My program grabs a 6.4 megapixel RAW data buffer off a specialist astronomical camera which is capable of delivering 25 fps at 3096px x 2080px. This stream is then debayered, in realtime, by using a high quality linear interpolation debayering algorithm. I know that a HQ linear interpolation debayering algorithm is always going to be computationally heavy but there are other areas of my program that I would like to speed up.
Once the stream has been debayered, I need to convert the RGB buffer (created from debayering) into a RGBA buffer because it's my understanding (proven by profiling) that GPUs operate more efficiently on RGBA pixel buffers. However, I'm happy to stand corrected on this.
Initially, I wrote a very simple for loop (below) which, of course, yielded dreadful results.
// both buffers have uint8_t elements
for(int n = 0, m = 0; n < m_Width * m_Height * 4; n+=4, m+=3)
{
m_display_buffer[n] = in_buffer[m];
m_display_buffer[n+1] = in_buffer[m+1];
m_display_buffer[n+2] = in_buffer[m+2];
m_display_buffer[n+3] = 255;
}
The above code gave me a frame rate of 13 fps. My next experiment was to initialise the buffer with all elements equal to 255 and then use the following code:
uint8_t *dsp = m_display_buffer;
uint8_t *in_8 = (uint8_t*) in_buffer;
for (int n = 0; n < m_Width * m_Height; n++)
{
*dsp++ = *in_8++;
*dsp++ = *in_8++;
*dsp++ = *in_8++;
*dsp++;
}
The above code significantly sped up the loop; now achieving 23.9 fps running on an i7-7700 laptop. However, running this code on older machines still gives very disappointing frame rates. I know that older machines struggle with debayering but profiling clearly shows that converting to an RGBA buffer is causing significant problems.

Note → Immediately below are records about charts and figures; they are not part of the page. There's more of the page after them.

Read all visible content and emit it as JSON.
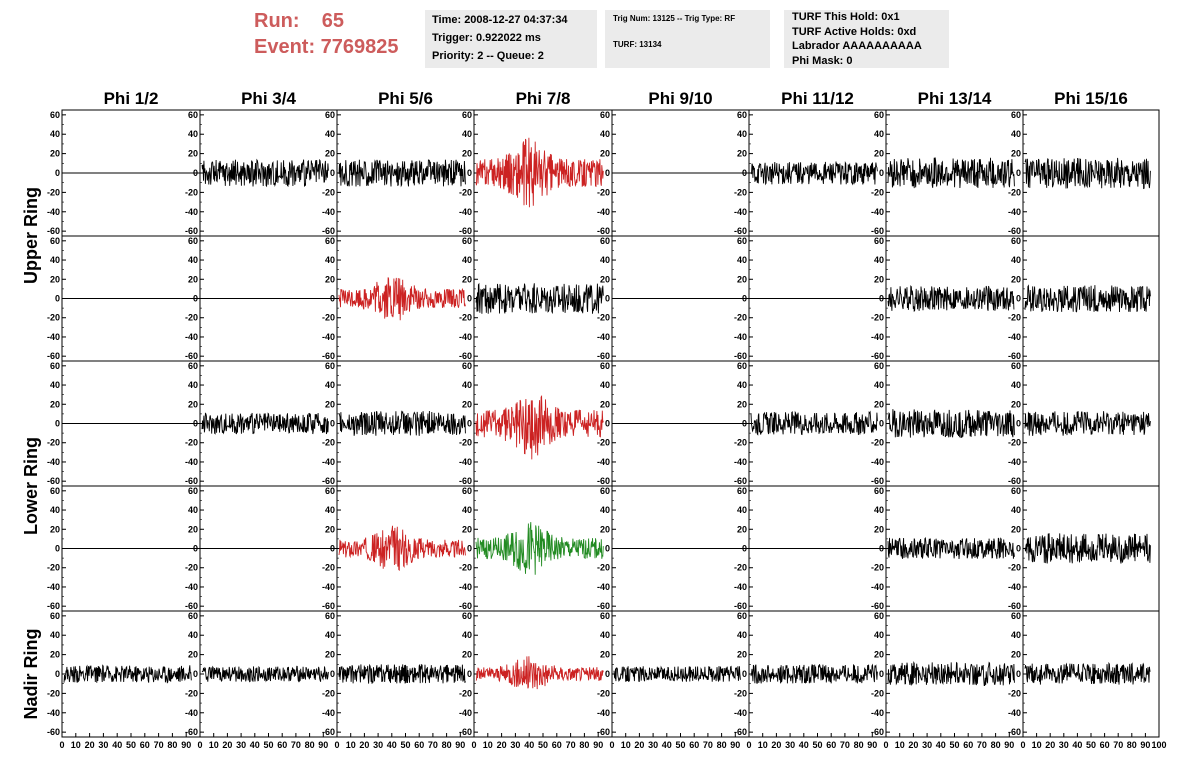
{
  "header": {
    "run_line": "Run:    65",
    "event_line": "Event: 7769825",
    "info_box_1": [
      "Time: 2008-12-27 04:37:34",
      "Trigger: 0.922022 ms",
      "Priority: 2 -- Queue: 2"
    ],
    "info_box_2": [
      "Trig Num: 13125 -- Trig Type: RF",
      "TURF: 13134"
    ],
    "info_box_3": [
      "TURF This Hold: 0x1",
      "TURF Active Holds: 0xd",
      "Labrador AAAAAAAAAA",
      "Phi Mask: 0"
    ]
  },
  "colors": {
    "run": "#cd5c5c",
    "normal": "#000000",
    "triggered": "#cc2222",
    "hold": "#228b22",
    "box_bg": "#ebebeb"
  },
  "chart_data": {
    "type": "line",
    "columns": [
      "Phi 1/2",
      "Phi 3/4",
      "Phi 5/6",
      "Phi 7/8",
      "Phi 9/10",
      "Phi 11/12",
      "Phi 13/14",
      "Phi 15/16"
    ],
    "ring_labels": [
      "Upper Ring",
      "Lower Ring",
      "Nadir Ring"
    ],
    "y_ticks": [
      60,
      40,
      20,
      0,
      -20,
      -40,
      -60
    ],
    "x_ticks": [
      0,
      10,
      20,
      30,
      40,
      50,
      60,
      70,
      80,
      90,
      100
    ],
    "ylim": [
      -65,
      65
    ],
    "xlim": [
      0,
      100
    ],
    "panel_rows": [
      [
        "flat",
        "black",
        "black",
        "red",
        "flat",
        "black",
        "black",
        "black"
      ],
      [
        "flat",
        "flat",
        "red",
        "black",
        "flat",
        "flat",
        "black",
        "black"
      ],
      [
        "flat",
        "black",
        "black",
        "red",
        "flat",
        "black",
        "black",
        "black"
      ],
      [
        "flat",
        "flat",
        "red",
        "green",
        "flat",
        "flat",
        "black",
        "black"
      ],
      [
        "black",
        "black",
        "black",
        "red",
        "black",
        "black",
        "black",
        "black"
      ]
    ],
    "waveform_amplitude": [
      [
        0,
        14,
        14,
        26,
        0,
        12,
        16,
        16
      ],
      [
        0,
        0,
        18,
        16,
        0,
        0,
        13,
        14
      ],
      [
        0,
        11,
        13,
        26,
        0,
        12,
        15,
        13
      ],
      [
        0,
        0,
        17,
        20,
        0,
        0,
        11,
        16
      ],
      [
        9,
        8,
        10,
        13,
        8,
        10,
        12,
        11
      ]
    ]
  }
}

I have read that it might be possible to use SSE intrinsics to do this much more efficiently, however, I have zero experience with SSE intrinsics.
I've tried many SSE examples found online but cannot get it to work. I would therefore be grateful if somebody experienced with SSE would be able to help me with this problem.
I cannot target SSE any higher than 2 or possibly 3 because my software might be run on much older hardware.
I would be grateful if somebody would be able to point me in the right direction.